Следы на воде (Петровичева) - страница 121

Официальный стиль дается мне все лучше и лучше.

— Если у вас есть претензии к госпоже Фроловой, то вы можете изложить их лично мне либо написать заявление в нашем отделе, улица Советская, пять, кабинет сто два. Сейчас я прошу вас покинуть помещение.

Девица смотрит на меня восторженно.

— И еще. Мы не инквизиция. Они издевались над беззащитными и беспомощными людьми. А мы спасаем общество от аферистов. До свидания.

Излагать претензии или вступить в дискуссию никто не торопится. Держа свое мнение по поводу произошедшего при себе, посетители покидают квартиру. Ничего, ребята, целее денежки будут. Я заглядываю в секретарскую — там никого нет. По экрану компьютера плавают рыбы, на столе громоздятся аккуратные стопки бумаг и рекламных проспектов и почему-то красуется глобус.
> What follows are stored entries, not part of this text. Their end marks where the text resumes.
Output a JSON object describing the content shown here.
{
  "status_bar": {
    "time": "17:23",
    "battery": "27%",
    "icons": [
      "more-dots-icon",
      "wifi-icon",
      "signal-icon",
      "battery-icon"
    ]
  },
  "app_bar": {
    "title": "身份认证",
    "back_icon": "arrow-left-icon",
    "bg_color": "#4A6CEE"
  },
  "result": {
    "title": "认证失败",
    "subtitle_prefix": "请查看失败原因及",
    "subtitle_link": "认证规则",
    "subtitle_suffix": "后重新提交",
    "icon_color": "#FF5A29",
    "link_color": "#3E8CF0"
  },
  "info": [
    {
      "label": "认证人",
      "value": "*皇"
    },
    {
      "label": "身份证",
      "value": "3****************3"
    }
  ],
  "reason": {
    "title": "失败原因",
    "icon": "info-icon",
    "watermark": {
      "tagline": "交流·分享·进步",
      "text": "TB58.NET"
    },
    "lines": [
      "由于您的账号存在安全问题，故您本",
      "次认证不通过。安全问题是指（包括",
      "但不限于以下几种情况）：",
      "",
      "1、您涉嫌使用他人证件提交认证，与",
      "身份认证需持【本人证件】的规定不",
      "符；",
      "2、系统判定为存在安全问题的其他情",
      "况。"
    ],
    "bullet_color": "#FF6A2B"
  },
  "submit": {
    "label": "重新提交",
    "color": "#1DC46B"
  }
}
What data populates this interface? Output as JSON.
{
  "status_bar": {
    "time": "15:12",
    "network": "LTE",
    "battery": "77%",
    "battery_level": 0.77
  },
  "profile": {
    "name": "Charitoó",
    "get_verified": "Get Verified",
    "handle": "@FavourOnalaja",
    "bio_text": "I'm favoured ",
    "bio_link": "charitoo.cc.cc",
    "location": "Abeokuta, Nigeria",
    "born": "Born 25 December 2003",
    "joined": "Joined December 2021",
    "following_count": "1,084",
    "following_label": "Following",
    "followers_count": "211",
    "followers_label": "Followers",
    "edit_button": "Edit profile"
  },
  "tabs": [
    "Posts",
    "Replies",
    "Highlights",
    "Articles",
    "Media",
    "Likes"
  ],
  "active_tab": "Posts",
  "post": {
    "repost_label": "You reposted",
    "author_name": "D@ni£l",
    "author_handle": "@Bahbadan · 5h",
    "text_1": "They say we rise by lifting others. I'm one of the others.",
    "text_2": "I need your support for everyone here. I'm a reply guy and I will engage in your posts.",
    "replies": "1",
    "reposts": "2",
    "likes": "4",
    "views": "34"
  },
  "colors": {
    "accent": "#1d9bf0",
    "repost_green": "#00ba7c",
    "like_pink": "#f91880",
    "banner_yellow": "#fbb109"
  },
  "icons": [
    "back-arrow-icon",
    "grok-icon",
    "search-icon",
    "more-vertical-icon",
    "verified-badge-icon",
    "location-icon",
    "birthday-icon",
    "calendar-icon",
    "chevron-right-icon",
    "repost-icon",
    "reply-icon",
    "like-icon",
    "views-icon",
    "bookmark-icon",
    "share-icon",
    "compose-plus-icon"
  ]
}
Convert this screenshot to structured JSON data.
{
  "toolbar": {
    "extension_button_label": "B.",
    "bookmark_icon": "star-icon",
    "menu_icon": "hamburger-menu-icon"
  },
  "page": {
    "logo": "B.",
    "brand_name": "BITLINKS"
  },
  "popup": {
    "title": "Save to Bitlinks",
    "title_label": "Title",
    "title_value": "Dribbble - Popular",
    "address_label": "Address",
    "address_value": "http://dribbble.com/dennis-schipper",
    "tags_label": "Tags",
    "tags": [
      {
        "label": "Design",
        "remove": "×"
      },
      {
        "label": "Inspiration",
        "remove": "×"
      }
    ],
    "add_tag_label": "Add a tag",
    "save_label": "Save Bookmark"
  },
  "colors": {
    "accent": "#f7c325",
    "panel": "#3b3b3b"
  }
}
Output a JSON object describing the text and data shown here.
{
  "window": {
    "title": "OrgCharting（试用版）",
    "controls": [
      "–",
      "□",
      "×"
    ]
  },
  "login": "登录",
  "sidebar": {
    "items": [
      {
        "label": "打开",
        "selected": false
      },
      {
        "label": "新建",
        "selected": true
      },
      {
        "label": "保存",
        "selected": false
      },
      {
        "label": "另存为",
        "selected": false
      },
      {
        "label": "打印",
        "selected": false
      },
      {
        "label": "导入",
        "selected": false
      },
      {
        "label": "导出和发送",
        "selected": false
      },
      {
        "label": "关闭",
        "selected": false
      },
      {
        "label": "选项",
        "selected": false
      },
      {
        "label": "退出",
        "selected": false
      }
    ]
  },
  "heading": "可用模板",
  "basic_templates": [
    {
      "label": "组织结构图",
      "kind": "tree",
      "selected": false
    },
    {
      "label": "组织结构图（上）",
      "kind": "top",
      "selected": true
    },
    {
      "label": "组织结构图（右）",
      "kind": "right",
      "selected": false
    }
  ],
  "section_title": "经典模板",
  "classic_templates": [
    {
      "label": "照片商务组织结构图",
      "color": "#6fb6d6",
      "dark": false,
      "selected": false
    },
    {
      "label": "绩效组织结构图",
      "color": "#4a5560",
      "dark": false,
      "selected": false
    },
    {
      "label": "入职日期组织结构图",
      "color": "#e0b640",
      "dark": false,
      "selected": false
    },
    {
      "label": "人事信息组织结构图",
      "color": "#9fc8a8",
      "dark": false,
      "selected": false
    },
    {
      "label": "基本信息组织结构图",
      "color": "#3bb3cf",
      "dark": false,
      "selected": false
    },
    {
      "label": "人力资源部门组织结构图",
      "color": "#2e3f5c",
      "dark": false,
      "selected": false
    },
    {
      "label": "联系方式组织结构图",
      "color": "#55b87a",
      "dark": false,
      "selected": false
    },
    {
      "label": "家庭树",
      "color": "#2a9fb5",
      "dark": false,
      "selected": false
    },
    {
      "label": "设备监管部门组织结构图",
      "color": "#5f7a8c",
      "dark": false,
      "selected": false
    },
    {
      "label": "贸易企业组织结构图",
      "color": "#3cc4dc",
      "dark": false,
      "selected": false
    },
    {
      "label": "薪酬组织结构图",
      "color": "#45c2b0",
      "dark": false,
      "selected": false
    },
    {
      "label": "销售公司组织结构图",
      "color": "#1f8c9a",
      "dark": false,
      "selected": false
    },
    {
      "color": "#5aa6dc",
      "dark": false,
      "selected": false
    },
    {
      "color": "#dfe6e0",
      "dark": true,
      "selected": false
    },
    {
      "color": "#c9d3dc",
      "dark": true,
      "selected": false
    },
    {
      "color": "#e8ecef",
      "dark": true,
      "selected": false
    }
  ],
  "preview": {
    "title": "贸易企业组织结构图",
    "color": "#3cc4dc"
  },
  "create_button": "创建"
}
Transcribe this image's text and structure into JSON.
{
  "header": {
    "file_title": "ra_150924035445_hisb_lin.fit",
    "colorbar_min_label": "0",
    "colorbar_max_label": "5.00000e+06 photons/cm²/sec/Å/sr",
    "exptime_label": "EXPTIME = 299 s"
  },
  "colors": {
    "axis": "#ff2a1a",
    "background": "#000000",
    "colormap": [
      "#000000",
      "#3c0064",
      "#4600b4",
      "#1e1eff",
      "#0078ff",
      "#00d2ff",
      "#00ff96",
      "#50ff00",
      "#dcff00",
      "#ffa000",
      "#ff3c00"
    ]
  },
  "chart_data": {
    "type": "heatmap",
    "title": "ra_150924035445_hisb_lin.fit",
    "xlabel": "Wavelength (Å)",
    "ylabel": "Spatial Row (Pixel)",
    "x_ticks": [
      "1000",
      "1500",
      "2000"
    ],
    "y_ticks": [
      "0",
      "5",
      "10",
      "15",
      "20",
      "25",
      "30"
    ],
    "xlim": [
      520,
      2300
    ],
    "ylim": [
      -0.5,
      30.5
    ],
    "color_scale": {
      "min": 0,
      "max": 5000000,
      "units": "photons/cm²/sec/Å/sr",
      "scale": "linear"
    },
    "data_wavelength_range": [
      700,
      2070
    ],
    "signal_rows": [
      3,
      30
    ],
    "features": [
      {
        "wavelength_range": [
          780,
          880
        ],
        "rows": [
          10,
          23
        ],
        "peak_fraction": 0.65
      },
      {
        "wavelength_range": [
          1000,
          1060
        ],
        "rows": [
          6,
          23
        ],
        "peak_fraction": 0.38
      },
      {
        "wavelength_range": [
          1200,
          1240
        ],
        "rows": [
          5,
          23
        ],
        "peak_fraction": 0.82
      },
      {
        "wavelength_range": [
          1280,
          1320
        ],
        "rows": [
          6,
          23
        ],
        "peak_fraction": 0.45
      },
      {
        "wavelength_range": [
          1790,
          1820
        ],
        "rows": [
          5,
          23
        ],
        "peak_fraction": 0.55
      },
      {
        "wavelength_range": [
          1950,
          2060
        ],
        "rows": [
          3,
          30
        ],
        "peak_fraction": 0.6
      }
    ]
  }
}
Аналитики почитают. И глобус покрутят.

— Кирилл Александрович, можно опечатывать?

Потирая веко, я выхожу в подъезд, и тут же начинает звонить мобильник.

— Взяли ведьму?

Отец Серапион, мой непосредственный начальник, закончил исторический факультет, тщательно изучал средневековье и новое время, и наша работа для него — нечто большее, чем борьба с авантюристами и аферистами, а слово «инквизитор» — не ругательство, а комплимент. Я не люблю его, хотя ничего плохого он мне не сделал.

— Опечатываем бисово кубло, — сообщаю я, спускаясь по лестнице. — Нужны аналитики. Тут много документов.

— И какой прогноз?

— Отвертится. Есть лицензия на предпринимательскую деятельность и разрешение Минздрава.

— Не отвертится, — холодно роняет Серапион, и я понимаю: Альмагель попала в переплет. — Я постараюсь.

Знаем, знаем. Любимую девушку, которая ушла к другому, этот красавец едва не засадил в тюрьму за незаконные магические практики. Ей удалось остаться на свободе, но институт она не закончила. Выгнали. Что сейчас с нею, мне не известно.

— Хотелось бы напомнить, — говорю я, — что у меня с сегодняшнего дня отпуск.

— Конечно, соглашается Серапион, хотя это слово ему как кость в горле, я чувствую. — Поэзию любишь?

— Местами.

— Покойная Семенова писала стихи. Если хочешь, пришлю тебе тетради.

А какая девочка в ее возрасте не пишет? Пухлая тетрадь, в которой три стиха про маму, два про Родину, один про котенка и двести тридцать про любовь.

— Присылай.

У подъезда людно. Кажется, все старухи дома выбежали смотреть, как арестовывают колдунью. Я спешно прощаюсь с Серапионом и иду к машине. Дело это нелегкое: зеваки стоят плотно. Пахнет почему-то подсолнечным маслом и свиными шкварками.

Лицо Фроловой за решеткой выглядит бледным и решительным. На нем отлично читается, где и в какой позе гордая колдунья видела окружающих. Водитель, заметив меня, хлопает по сиденью рядом, предлагая подвести, но мне вдруг расхотелось трястись в казенном транспорте, и, отрицательно покачав головой, я покидаю двор.